Intel buying autonomous tech firm Mobileye for $15.3B
Press conference BMW Group, Intel and Mobileye (from left to right): Klaus Fröhlich, member of the board of BMW AG, Ziv Aviram, Co-founder, President and CEO of Mobileye, Amnon Shashua, Mobileye Co-Founder, Chairman and CTO Professor, Harald Krüger, Chairman of the Board of Management of BMW AG, Brian Krzanich, CEO of Intel, Doug Davis, Senior Vice President and General Manager of the Internet of Things (IoT) Group.
Intel thinks driverless systems are the future, so it's buying one of the leading sensor makers in the segment.
Intel is buying its autonomous technology partner Mobileye for roughly $15.3 billion as a way to improve the tech giant's offerings as an autonomous supplier.
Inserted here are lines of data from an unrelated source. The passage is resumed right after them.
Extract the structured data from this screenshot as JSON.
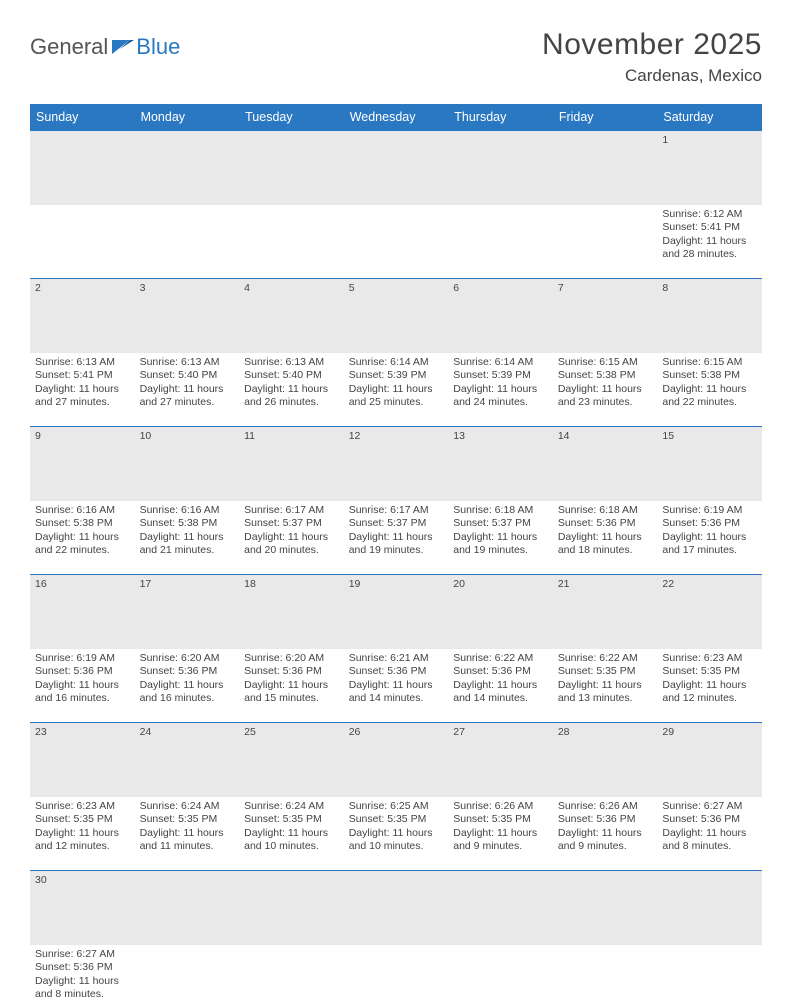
{
  "brand": {
    "part1": "General",
    "part2": "Blue"
  },
  "header": {
    "month": "November 2025",
    "location": "Cardenas, Mexico"
  },
  "colors": {
    "accent": "#2b78c2",
    "header_bg": "#2b78c2",
    "band": "#e9e9e9",
    "text": "#444"
  },
  "weekdays": [
    "Sunday",
    "Monday",
    "Tuesday",
    "Wednesday",
    "Thursday",
    "Friday",
    "Saturday"
  ],
  "weeks": [
    [
      null,
      null,
      null,
      null,
      null,
      null,
      {
        "n": "1",
        "sr": "Sunrise: 6:12 AM",
        "ss": "Sunset: 5:41 PM",
        "dl": "Daylight: 11 hours and 28 minutes."
      }
    ],
    [
      {
        "n": "2",
        "sr": "Sunrise: 6:13 AM",
        "ss": "Sunset: 5:41 PM",
        "dl": "Daylight: 11 hours and 27 minutes."
      },
      {
        "n": "3",
        "sr": "Sunrise: 6:13 AM",
        "ss": "Sunset: 5:40 PM",
        "dl": "Daylight: 11 hours and 27 minutes."
      },
      {
        "n": "4",
        "sr": "Sunrise: 6:13 AM",
        "ss": "Sunset: 5:40 PM",
        "dl": "Daylight: 11 hours and 26 minutes."
      },
      {
        "n": "5",
        "sr": "Sunrise: 6:14 AM",
        "ss": "Sunset: 5:39 PM",
        "dl": "Daylight: 11 hours and 25 minutes."
      },
      {
        "n": "6",
        "sr": "Sunrise: 6:14 AM",
        "ss": "Sunset: 5:39 PM",
        "dl": "Daylight: 11 hours and 24 minutes."
      },
      {
        "n": "7",
        "sr": "Sunrise: 6:15 AM",
        "ss": "Sunset: 5:38 PM",
        "dl": "Daylight: 11 hours and 23 minutes."
      },
      {
        "n": "8",
        "sr": "Sunrise: 6:15 AM",
        "ss": "Sunset: 5:38 PM",
        "dl": "Daylight: 11 hours and 22 minutes."
      }
    ],
    [
      {
        "n": "9",
        "sr": "Sunrise: 6:16 AM",
        "ss": "Sunset: 5:38 PM",
        "dl": "Daylight: 11 hours and 22 minutes."
      },
      {
        "n": "10",
        "sr": "Sunrise: 6:16 AM",
        "ss": "Sunset: 5:38 PM",
        "dl": "Daylight: 11 hours and 21 minutes."
      },
      {
        "n": "11",
        "sr": "Sunrise: 6:17 AM",
        "ss": "Sunset: 5:37 PM",
        "dl": "Daylight: 11 hours and 20 minutes."
      },
      {
        "n": "12",
        "sr": "Sunrise: 6:17 AM",
        "ss": "Sunset: 5:37 PM",
        "dl": "Daylight: 11 hours and 19 minutes."
      },
      {
        "n": "13",
        "sr": "Sunrise: 6:18 AM",
        "ss": "Sunset: 5:37 PM",
        "dl": "Daylight: 11 hours and 19 minutes."
      },
      {
        "n": "14",
        "sr": "Sunrise: 6:18 AM",
        "ss": "Sunset: 5:36 PM",
        "dl": "Daylight: 11 hours and 18 minutes."
      },
      {
        "n": "15",
        "sr": "Sunrise: 6:19 AM",
        "ss": "Sunset: 5:36 PM",
        "dl": "Daylight: 11 hours and 17 minutes."
      }
    ],
    [
      {
        "n": "16",
        "sr": "Sunrise: 6:19 AM",
        "ss": "Sunset: 5:36 PM",
        "dl": "Daylight: 11 hours and 16 minutes."
      },
      {
        "n": "17",
        "sr": "Sunrise: 6:20 AM",
        "ss": "Sunset: 5:36 PM",
        "dl": "Daylight: 11 hours and 16 minutes."
      },
      {
        "n": "18",
        "sr": "Sunrise: 6:20 AM",
        "ss": "Sunset: 5:36 PM",
        "dl": "Daylight: 11 hours and 15 minutes."
      },
      {
        "n": "19",
        "sr": "Sunrise: 6:21 AM",
        "ss": "Sunset: 5:36 PM",
        "dl": "Daylight: 11 hours and 14 minutes."
      },
      {
        "n": "20",
        "sr": "Sunrise: 6:22 AM",
        "ss": "Sunset: 5:36 PM",
        "dl": "Daylight: 11 hours and 14 minutes."
      },
      {
        "n": "21",
        "sr": "Sunrise: 6:22 AM",
        "ss": "Sunset: 5:35 PM",
        "dl": "Daylight: 11 hours and 13 minutes."
      },
      {
        "n": "22",
        "sr": "Sunrise: 6:23 AM",
        "ss": "Sunset: 5:35 PM",
        "dl": "Daylight: 11 hours and 12 minutes."
      }
    ],
    [
      {
        "n": "23",
        "sr": "Sunrise: 6:23 AM",
        "ss": "Sunset: 5:35 PM",
        "dl": "Daylight: 11 hours and 12 minutes."
      },
      {
        "n": "24",
        "sr": "Sunrise: 6:24 AM",
        "ss": "Sunset: 5:35 PM",
        "dl": "Daylight: 11 hours and 11 minutes."
      },
      {
        "n": "25",
        "sr": "Sunrise: 6:24 AM",
        "ss": "Sunset: 5:35 PM",
        "dl": "Daylight: 11 hours and 10 minutes."
      },
      {
        "n": "26",
        "sr": "Sunrise: 6:25 AM",
        "ss": "Sunset: 5:35 PM",
        "dl": "Daylight: 11 hours and 10 minutes."
      },
      {
        "n": "27",
        "sr": "Sunrise: 6:26 AM",
        "ss": "Sunset: 5:35 PM",
        "dl": "Daylight: 11 hours and 9 minutes."
      },
      {
        "n": "28",
        "sr": "Sunrise: 6:26 AM",
        "ss": "Sunset: 5:36 PM",
        "dl": "Daylight: 11 hours and 9 minutes."
      },
      {
        "n": "29",
        "sr": "Sunrise: 6:27 AM",
        "ss": "Sunset: 5:36 PM",
        "dl": "Daylight: 11 hours and 8 minutes."
      }
    ],
    [
      {
        "n": "30",
        "sr": "Sunrise: 6:27 AM",
        "ss": "Sunset: 5:36 PM",
        "dl": "Daylight: 11 hours and 8 minutes."
      },
      null,
      null,
      null,
      null,
      null,
      null
    ]
  ]
}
The deal still requires regulatory approval, but the companies expect to complete the transaction in the next nine months.
Mobileye specializes in autonomous vehicle technology, including computer vision, machine learning, mapping, and data analysis. In its new role, the firm will become part of Intel’s Automated Driving Group, and they'll look for more opportunities to supply the equipment to automakers. The newly combined division will operate from Israel under the leadership of Mobileye’s Co-Founder Professor Amnon Shashua.
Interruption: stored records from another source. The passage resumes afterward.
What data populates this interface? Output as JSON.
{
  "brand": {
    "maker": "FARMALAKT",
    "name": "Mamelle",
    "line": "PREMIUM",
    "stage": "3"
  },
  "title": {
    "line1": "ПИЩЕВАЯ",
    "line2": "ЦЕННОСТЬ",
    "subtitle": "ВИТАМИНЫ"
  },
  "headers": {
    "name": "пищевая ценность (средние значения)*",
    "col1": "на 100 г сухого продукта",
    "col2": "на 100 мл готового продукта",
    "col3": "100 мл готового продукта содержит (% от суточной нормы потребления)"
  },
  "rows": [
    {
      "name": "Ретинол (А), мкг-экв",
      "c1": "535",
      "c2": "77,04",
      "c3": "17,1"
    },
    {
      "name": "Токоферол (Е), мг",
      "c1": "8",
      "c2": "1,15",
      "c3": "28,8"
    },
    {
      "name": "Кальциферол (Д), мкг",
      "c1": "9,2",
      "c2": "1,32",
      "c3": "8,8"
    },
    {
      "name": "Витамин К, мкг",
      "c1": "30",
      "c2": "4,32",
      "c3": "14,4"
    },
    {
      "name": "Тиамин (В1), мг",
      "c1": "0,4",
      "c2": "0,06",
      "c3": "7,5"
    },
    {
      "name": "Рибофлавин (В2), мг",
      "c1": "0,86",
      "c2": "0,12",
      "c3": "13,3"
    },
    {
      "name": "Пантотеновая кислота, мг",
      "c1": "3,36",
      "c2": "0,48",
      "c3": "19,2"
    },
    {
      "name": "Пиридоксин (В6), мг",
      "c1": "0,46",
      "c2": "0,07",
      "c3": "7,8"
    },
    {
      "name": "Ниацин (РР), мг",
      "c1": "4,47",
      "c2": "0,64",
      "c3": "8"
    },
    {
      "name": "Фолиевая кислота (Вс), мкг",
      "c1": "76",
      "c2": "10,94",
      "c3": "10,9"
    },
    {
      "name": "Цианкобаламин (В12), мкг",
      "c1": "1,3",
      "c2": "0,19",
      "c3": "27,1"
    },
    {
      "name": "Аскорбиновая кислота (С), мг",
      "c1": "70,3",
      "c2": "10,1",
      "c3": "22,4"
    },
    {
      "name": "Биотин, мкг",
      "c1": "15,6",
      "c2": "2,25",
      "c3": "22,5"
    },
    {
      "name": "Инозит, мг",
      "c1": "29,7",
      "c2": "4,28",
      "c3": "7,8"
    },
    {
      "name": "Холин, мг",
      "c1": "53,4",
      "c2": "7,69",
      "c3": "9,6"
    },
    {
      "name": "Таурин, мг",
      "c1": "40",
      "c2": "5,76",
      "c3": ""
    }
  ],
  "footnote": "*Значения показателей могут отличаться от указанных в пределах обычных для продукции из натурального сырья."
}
“Mobileye brings the industry’s best automotive-grade computer vision and strong momentum with automakers and suppliers. Together, we can accelerate the future of autonomous driving with improved performance in a cloud-to-car solution at a lower cost for automakers.” Intel CEO Brian Krzanich said in the announcement for the merger.
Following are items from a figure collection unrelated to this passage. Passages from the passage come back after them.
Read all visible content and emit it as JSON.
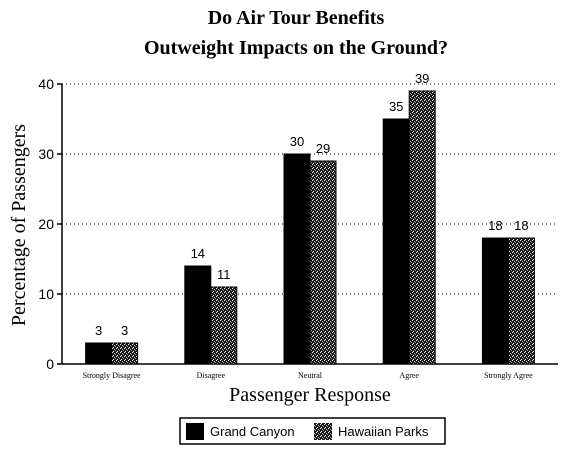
{
  "chart_data": {
    "type": "bar",
    "title_line1": "Do Air Tour Benefits",
    "title_line2": "Outweight Impacts on the Ground?",
    "xlabel": "Passenger Response",
    "ylabel": "Percentage of Passengers",
    "categories": [
      "Strongly Disagree",
      "Disagree",
      "Neutral",
      "Agree",
      "Strongly Agree"
    ],
    "series": [
      {
        "name": "Grand Canyon",
        "values": [
          3,
          14,
          30,
          35,
          18
        ],
        "color": "#000000",
        "pattern": "solid"
      },
      {
        "name": "Hawaiian Parks",
        "values": [
          3,
          11,
          29,
          39,
          18
        ],
        "color": "#2a2a2a",
        "pattern": "stipple"
      }
    ],
    "ylim": [
      0,
      40
    ],
    "yticks": [
      0,
      10,
      20,
      30,
      40
    ],
    "grid": "dotted-horizontal",
    "legend_position": "bottom-right"
  }
}
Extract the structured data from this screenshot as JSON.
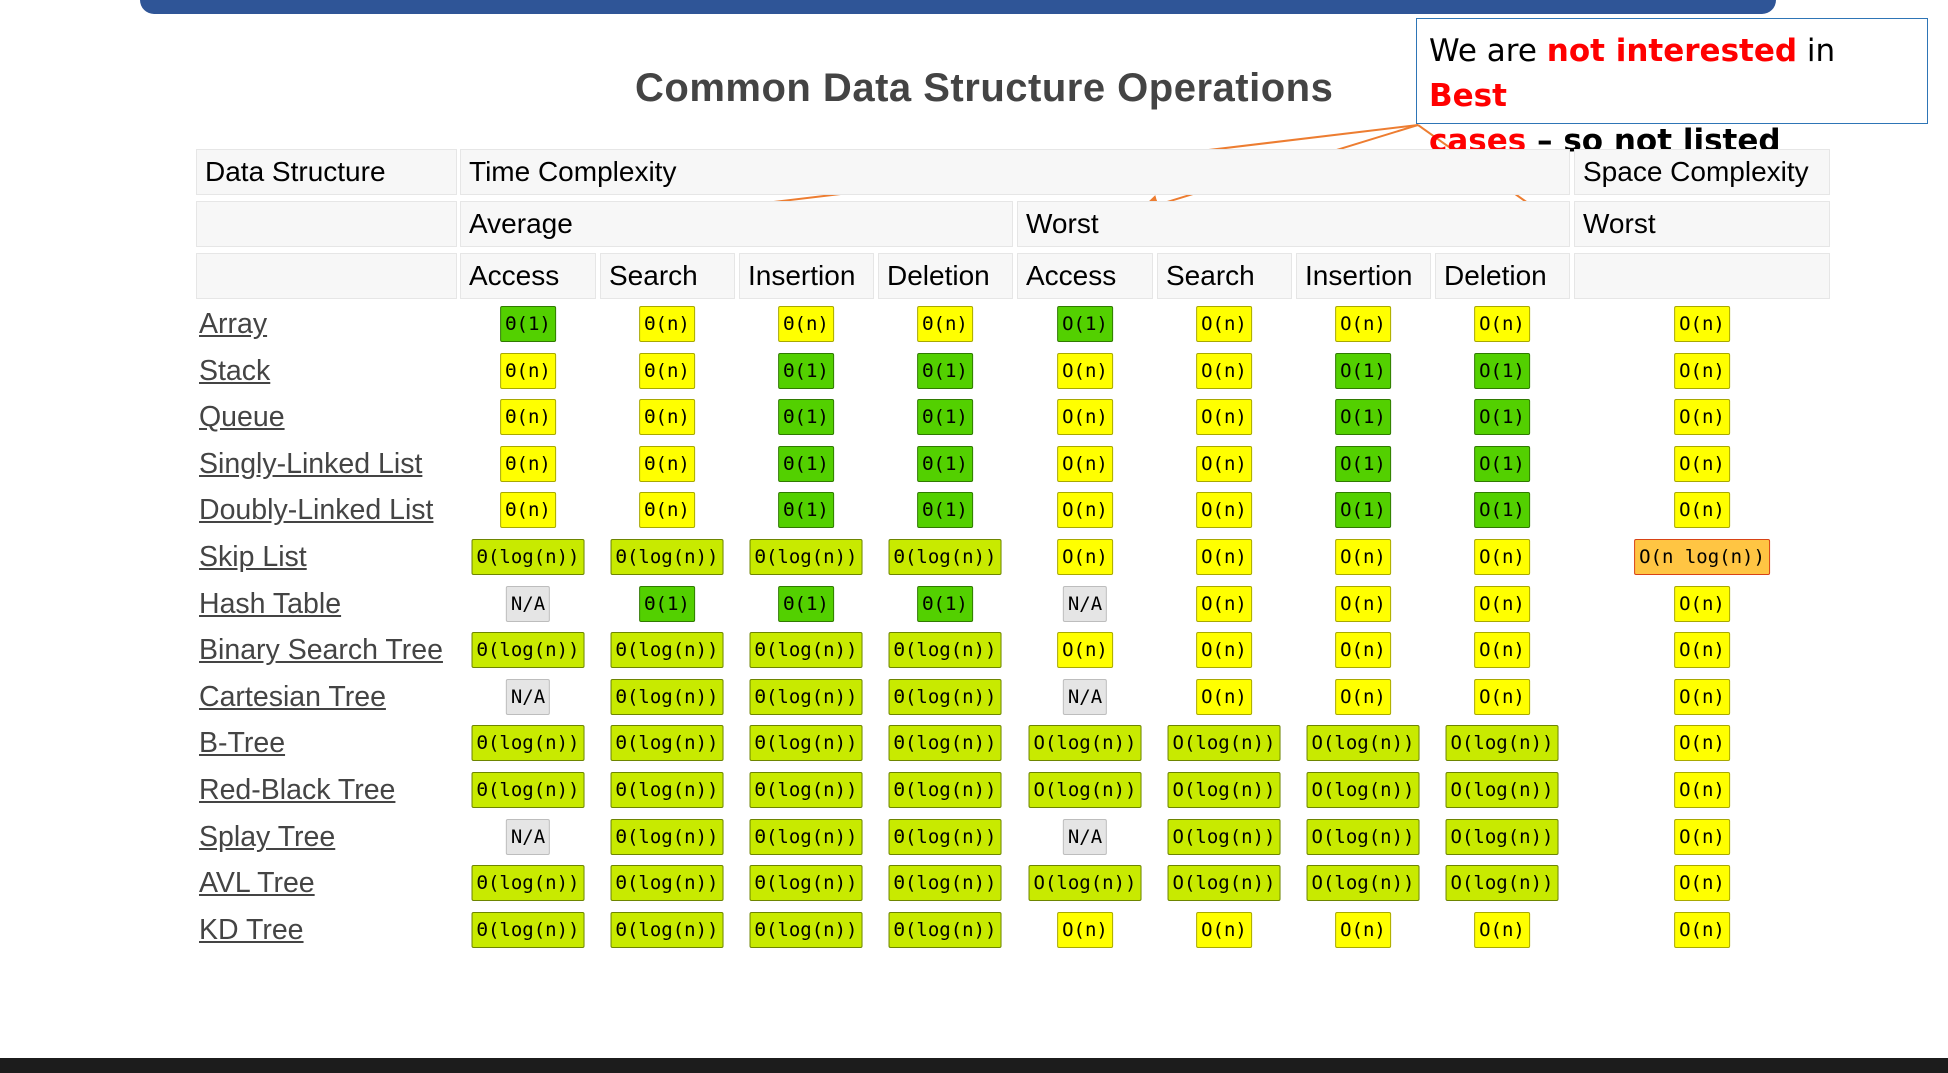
{
  "title": "Common Data Structure Operations",
  "callout": {
    "p1": "We are ",
    "p2": "not interested",
    "p3": " in ",
    "p4": "Best",
    "p5": "cases",
    "p6": " – so not listed"
  },
  "header": {
    "data_structure": "Data Structure",
    "time_complexity": "Time Complexity",
    "space_complexity": "Space Complexity",
    "average": "Average",
    "worst": "Worst",
    "space_worst": "Worst",
    "columns": [
      "Access",
      "Search",
      "Insertion",
      "Deletion",
      "Access",
      "Search",
      "Insertion",
      "Deletion"
    ]
  },
  "rows": [
    {
      "name": "Array",
      "cells": [
        [
          "Θ(1)",
          "green"
        ],
        [
          "Θ(n)",
          "yellow"
        ],
        [
          "Θ(n)",
          "yellow"
        ],
        [
          "Θ(n)",
          "yellow"
        ],
        [
          "O(1)",
          "green"
        ],
        [
          "O(n)",
          "yellow"
        ],
        [
          "O(n)",
          "yellow"
        ],
        [
          "O(n)",
          "yellow"
        ],
        [
          "O(n)",
          "yellow"
        ]
      ]
    },
    {
      "name": "Stack",
      "cells": [
        [
          "Θ(n)",
          "yellow"
        ],
        [
          "Θ(n)",
          "yellow"
        ],
        [
          "Θ(1)",
          "green"
        ],
        [
          "Θ(1)",
          "green"
        ],
        [
          "O(n)",
          "yellow"
        ],
        [
          "O(n)",
          "yellow"
        ],
        [
          "O(1)",
          "green"
        ],
        [
          "O(1)",
          "green"
        ],
        [
          "O(n)",
          "yellow"
        ]
      ]
    },
    {
      "name": "Queue",
      "cells": [
        [
          "Θ(n)",
          "yellow"
        ],
        [
          "Θ(n)",
          "yellow"
        ],
        [
          "Θ(1)",
          "green"
        ],
        [
          "Θ(1)",
          "green"
        ],
        [
          "O(n)",
          "yellow"
        ],
        [
          "O(n)",
          "yellow"
        ],
        [
          "O(1)",
          "green"
        ],
        [
          "O(1)",
          "green"
        ],
        [
          "O(n)",
          "yellow"
        ]
      ]
    },
    {
      "name": "Singly-Linked List",
      "cells": [
        [
          "Θ(n)",
          "yellow"
        ],
        [
          "Θ(n)",
          "yellow"
        ],
        [
          "Θ(1)",
          "green"
        ],
        [
          "Θ(1)",
          "green"
        ],
        [
          "O(n)",
          "yellow"
        ],
        [
          "O(n)",
          "yellow"
        ],
        [
          "O(1)",
          "green"
        ],
        [
          "O(1)",
          "green"
        ],
        [
          "O(n)",
          "yellow"
        ]
      ]
    },
    {
      "name": "Doubly-Linked List",
      "cells": [
        [
          "Θ(n)",
          "yellow"
        ],
        [
          "Θ(n)",
          "yellow"
        ],
        [
          "Θ(1)",
          "green"
        ],
        [
          "Θ(1)",
          "green"
        ],
        [
          "O(n)",
          "yellow"
        ],
        [
          "O(n)",
          "yellow"
        ],
        [
          "O(1)",
          "green"
        ],
        [
          "O(1)",
          "green"
        ],
        [
          "O(n)",
          "yellow"
        ]
      ]
    },
    {
      "name": "Skip List",
      "cells": [
        [
          "Θ(log(n))",
          "yg"
        ],
        [
          "Θ(log(n))",
          "yg"
        ],
        [
          "Θ(log(n))",
          "yg"
        ],
        [
          "Θ(log(n))",
          "yg"
        ],
        [
          "O(n)",
          "yellow"
        ],
        [
          "O(n)",
          "yellow"
        ],
        [
          "O(n)",
          "yellow"
        ],
        [
          "O(n)",
          "yellow"
        ],
        [
          "O(n log(n))",
          "orange"
        ]
      ]
    },
    {
      "name": "Hash Table",
      "cells": [
        [
          "N/A",
          "gray"
        ],
        [
          "Θ(1)",
          "green"
        ],
        [
          "Θ(1)",
          "green"
        ],
        [
          "Θ(1)",
          "green"
        ],
        [
          "N/A",
          "gray"
        ],
        [
          "O(n)",
          "yellow"
        ],
        [
          "O(n)",
          "yellow"
        ],
        [
          "O(n)",
          "yellow"
        ],
        [
          "O(n)",
          "yellow"
        ]
      ]
    },
    {
      "name": "Binary Search Tree",
      "cells": [
        [
          "Θ(log(n))",
          "yg"
        ],
        [
          "Θ(log(n))",
          "yg"
        ],
        [
          "Θ(log(n))",
          "yg"
        ],
        [
          "Θ(log(n))",
          "yg"
        ],
        [
          "O(n)",
          "yellow"
        ],
        [
          "O(n)",
          "yellow"
        ],
        [
          "O(n)",
          "yellow"
        ],
        [
          "O(n)",
          "yellow"
        ],
        [
          "O(n)",
          "yellow"
        ]
      ]
    },
    {
      "name": "Cartesian Tree",
      "cells": [
        [
          "N/A",
          "gray"
        ],
        [
          "Θ(log(n))",
          "yg"
        ],
        [
          "Θ(log(n))",
          "yg"
        ],
        [
          "Θ(log(n))",
          "yg"
        ],
        [
          "N/A",
          "gray"
        ],
        [
          "O(n)",
          "yellow"
        ],
        [
          "O(n)",
          "yellow"
        ],
        [
          "O(n)",
          "yellow"
        ],
        [
          "O(n)",
          "yellow"
        ]
      ]
    },
    {
      "name": "B-Tree",
      "cells": [
        [
          "Θ(log(n))",
          "yg"
        ],
        [
          "Θ(log(n))",
          "yg"
        ],
        [
          "Θ(log(n))",
          "yg"
        ],
        [
          "Θ(log(n))",
          "yg"
        ],
        [
          "O(log(n))",
          "yg"
        ],
        [
          "O(log(n))",
          "yg"
        ],
        [
          "O(log(n))",
          "yg"
        ],
        [
          "O(log(n))",
          "yg"
        ],
        [
          "O(n)",
          "yellow"
        ]
      ]
    },
    {
      "name": "Red-Black Tree",
      "cells": [
        [
          "Θ(log(n))",
          "yg"
        ],
        [
          "Θ(log(n))",
          "yg"
        ],
        [
          "Θ(log(n))",
          "yg"
        ],
        [
          "Θ(log(n))",
          "yg"
        ],
        [
          "O(log(n))",
          "yg"
        ],
        [
          "O(log(n))",
          "yg"
        ],
        [
          "O(log(n))",
          "yg"
        ],
        [
          "O(log(n))",
          "yg"
        ],
        [
          "O(n)",
          "yellow"
        ]
      ]
    },
    {
      "name": "Splay Tree",
      "cells": [
        [
          "N/A",
          "gray"
        ],
        [
          "Θ(log(n))",
          "yg"
        ],
        [
          "Θ(log(n))",
          "yg"
        ],
        [
          "Θ(log(n))",
          "yg"
        ],
        [
          "N/A",
          "gray"
        ],
        [
          "O(log(n))",
          "yg"
        ],
        [
          "O(log(n))",
          "yg"
        ],
        [
          "O(log(n))",
          "yg"
        ],
        [
          "O(n)",
          "yellow"
        ]
      ]
    },
    {
      "name": "AVL Tree",
      "cells": [
        [
          "Θ(log(n))",
          "yg"
        ],
        [
          "Θ(log(n))",
          "yg"
        ],
        [
          "Θ(log(n))",
          "yg"
        ],
        [
          "Θ(log(n))",
          "yg"
        ],
        [
          "O(log(n))",
          "yg"
        ],
        [
          "O(log(n))",
          "yg"
        ],
        [
          "O(log(n))",
          "yg"
        ],
        [
          "O(log(n))",
          "yg"
        ],
        [
          "O(n)",
          "yellow"
        ]
      ]
    },
    {
      "name": "KD Tree",
      "cells": [
        [
          "Θ(log(n))",
          "yg"
        ],
        [
          "Θ(log(n))",
          "yg"
        ],
        [
          "Θ(log(n))",
          "yg"
        ],
        [
          "Θ(log(n))",
          "yg"
        ],
        [
          "O(n)",
          "yellow"
        ],
        [
          "O(n)",
          "yellow"
        ],
        [
          "O(n)",
          "yellow"
        ],
        [
          "O(n)",
          "yellow"
        ],
        [
          "O(n)",
          "yellow"
        ]
      ]
    }
  ]
}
Intel's acquisition of Mobileye is supposed to expand the computing giant's role as an automotive supplier. The firm figures future autonomous vehicles could generate 4,000 gigabytes of data per day, and Intel's computing tech could have a place in that market. There's money to make, too. The company figures that vehicle systems, data, and services could be worth $70 billion by 2030.
Even before this announcement, Mobileye and Intel already had an established relationship. For example, the two firms partnered with BMW in 2016 for an undertaking to introduce a fully autonomous vehicle from the German automaker by 2021. At the 2017 Consumer Electronics Show, they showed a functioning prototype of the system.